What can authorities learn from the survey that will help them make the right long-term asset management decisions or, to put it another way, to what extent do customer priorities risk distracting local authorities from taking a longer-term asset management approach?

I think it’s a bit like the conversation about the three-legged stool. The NHT information is a part of a broader picture, and we’ve heard good examples this morning of where the NHT information has helped in a political environment to secure political investment. It has helped in the one example about the [Warwickshire] road safety education team, facing a significant challenge in terms of funding but actually, through changing the way the service is delivered, seeing a significant increase in satisfaction.

So I think it’s part of a tool, in the same way as a three-legged stool. It’s asset condition, it’s communication, it’s public satisfaction. It’s the member post bag. What are members receiving direct from the public as well, what are they seeing when we go to elections? What’s coming through the ballot box?

What potential do you see for the NHT’s work to influence Department for Transport funding decisions?

I think there’s a massive set of data. How do we use the NHT data either at a local or a national level to help increase the visibility of the benefit that investing in infrastructure has?
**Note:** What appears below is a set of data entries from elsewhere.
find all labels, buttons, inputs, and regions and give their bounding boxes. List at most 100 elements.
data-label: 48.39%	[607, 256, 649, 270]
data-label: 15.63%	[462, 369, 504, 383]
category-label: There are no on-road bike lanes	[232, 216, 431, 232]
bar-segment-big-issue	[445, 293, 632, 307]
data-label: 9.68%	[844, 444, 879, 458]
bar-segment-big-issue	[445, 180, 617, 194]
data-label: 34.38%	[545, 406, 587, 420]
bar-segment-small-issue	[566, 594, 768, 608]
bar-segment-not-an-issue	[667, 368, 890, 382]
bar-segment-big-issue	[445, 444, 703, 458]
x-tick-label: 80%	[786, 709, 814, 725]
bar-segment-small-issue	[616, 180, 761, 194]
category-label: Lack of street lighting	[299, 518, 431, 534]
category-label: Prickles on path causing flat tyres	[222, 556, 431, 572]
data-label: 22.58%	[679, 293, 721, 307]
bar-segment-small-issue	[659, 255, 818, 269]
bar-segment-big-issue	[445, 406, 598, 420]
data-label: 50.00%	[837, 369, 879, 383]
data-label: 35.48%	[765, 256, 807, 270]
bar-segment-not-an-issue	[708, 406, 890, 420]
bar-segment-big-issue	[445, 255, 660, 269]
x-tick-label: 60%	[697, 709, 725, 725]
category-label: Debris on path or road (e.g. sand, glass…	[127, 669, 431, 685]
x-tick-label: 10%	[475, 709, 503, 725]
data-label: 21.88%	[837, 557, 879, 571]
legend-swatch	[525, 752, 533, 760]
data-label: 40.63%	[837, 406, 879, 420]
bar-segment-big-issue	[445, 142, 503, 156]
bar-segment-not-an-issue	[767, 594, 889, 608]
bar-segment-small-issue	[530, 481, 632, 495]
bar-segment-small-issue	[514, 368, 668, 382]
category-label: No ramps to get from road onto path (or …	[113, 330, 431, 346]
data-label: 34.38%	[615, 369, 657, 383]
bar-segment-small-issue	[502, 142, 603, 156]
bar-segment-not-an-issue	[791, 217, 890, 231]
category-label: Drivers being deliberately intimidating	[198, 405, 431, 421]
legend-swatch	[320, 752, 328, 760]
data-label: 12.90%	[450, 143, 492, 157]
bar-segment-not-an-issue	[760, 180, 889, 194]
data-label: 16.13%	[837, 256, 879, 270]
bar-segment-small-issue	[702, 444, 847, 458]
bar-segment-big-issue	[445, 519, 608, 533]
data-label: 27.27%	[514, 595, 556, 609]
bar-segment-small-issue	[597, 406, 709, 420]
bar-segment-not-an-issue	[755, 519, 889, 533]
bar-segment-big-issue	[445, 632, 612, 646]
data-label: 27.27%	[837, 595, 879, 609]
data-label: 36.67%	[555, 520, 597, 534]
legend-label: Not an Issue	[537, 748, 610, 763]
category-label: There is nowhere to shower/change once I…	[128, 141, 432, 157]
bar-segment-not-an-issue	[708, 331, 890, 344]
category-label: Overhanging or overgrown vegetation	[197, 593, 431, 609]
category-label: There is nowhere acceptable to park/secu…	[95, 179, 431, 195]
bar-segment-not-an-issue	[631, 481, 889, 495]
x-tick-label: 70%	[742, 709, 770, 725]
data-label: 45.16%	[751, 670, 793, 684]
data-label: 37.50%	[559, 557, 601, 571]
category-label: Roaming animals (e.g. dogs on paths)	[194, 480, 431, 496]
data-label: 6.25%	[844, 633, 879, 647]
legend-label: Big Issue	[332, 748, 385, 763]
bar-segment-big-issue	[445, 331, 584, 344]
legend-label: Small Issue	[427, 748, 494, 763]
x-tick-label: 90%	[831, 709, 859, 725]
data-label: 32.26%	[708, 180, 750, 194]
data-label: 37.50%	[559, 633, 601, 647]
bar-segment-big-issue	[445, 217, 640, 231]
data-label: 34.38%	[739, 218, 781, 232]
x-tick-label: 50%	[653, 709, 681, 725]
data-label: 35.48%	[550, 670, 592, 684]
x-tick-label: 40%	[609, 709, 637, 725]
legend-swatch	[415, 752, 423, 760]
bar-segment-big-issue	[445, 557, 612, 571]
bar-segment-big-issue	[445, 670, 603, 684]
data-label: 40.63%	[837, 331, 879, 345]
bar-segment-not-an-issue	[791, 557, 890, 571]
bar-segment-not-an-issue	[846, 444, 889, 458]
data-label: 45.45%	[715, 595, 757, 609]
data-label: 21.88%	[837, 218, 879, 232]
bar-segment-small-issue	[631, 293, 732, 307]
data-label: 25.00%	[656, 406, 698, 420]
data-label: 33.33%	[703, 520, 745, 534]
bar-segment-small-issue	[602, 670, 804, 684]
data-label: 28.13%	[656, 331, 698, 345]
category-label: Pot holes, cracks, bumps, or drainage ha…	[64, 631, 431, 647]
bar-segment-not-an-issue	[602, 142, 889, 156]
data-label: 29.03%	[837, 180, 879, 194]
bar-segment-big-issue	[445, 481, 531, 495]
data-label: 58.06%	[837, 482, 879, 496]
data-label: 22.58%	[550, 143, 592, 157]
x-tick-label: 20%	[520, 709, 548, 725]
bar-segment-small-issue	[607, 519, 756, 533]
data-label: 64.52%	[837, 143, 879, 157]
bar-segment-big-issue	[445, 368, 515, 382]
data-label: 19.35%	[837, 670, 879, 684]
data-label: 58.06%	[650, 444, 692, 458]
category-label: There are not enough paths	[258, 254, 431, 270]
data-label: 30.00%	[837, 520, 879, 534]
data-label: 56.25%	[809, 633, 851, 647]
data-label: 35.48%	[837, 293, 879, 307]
Not just in terms of growth – and growth is very important for all of us – but actually great infrastructure creates great places. Great places encourage people to come and live and visit and we see the growth that comes from that. 

So I think one of the challenges we’ve got is to make sure that that data set – both locally and nationally – is really at the heart of that decision-making. There’s work going on with that through the HMEP group, with Connect and Share. It’s part of the DfT self-assessment. We are talking about the DfT self-assessment survey and is there a next step beyond Band 3? OK, so how could we use the NHT data to influence what that next step looks like – to encourage even better use of it to secure the benefits and secure the improvements for infrastructure?

Do you expect the implementation of the new code of practice over the next year to impact the survey results?

I’m not sure that we’ll see it in the next year. Obviously a key part of the code is stakeholder involvement, stakeholder engagement and understanding the customer. So I’d certainly be expecting local authorities to be making even better use of the NHT data to help inform that, in the same way we were talking about influencing investment and the national picture.

So I think we would be encouraging people to use the data. In terms of next year, will we see a significant shift next year? I think that’s probably a bit early to say because I think local authorities are still in different places in terms of implementing the code.

But again it links back to that DfT self-assessment questionnaire. How we build it into that? Does the DfT self-assessment questionnaire in future change in shape to align more back to the recommendations of Well-managed highway infrastructure? And how does NHT, in the wider sense, fit in with that? Because it’s not just the NHT public satisfaction survey. How does CQC fit in with it, how does performance management, and how does the survey? The three legged stool!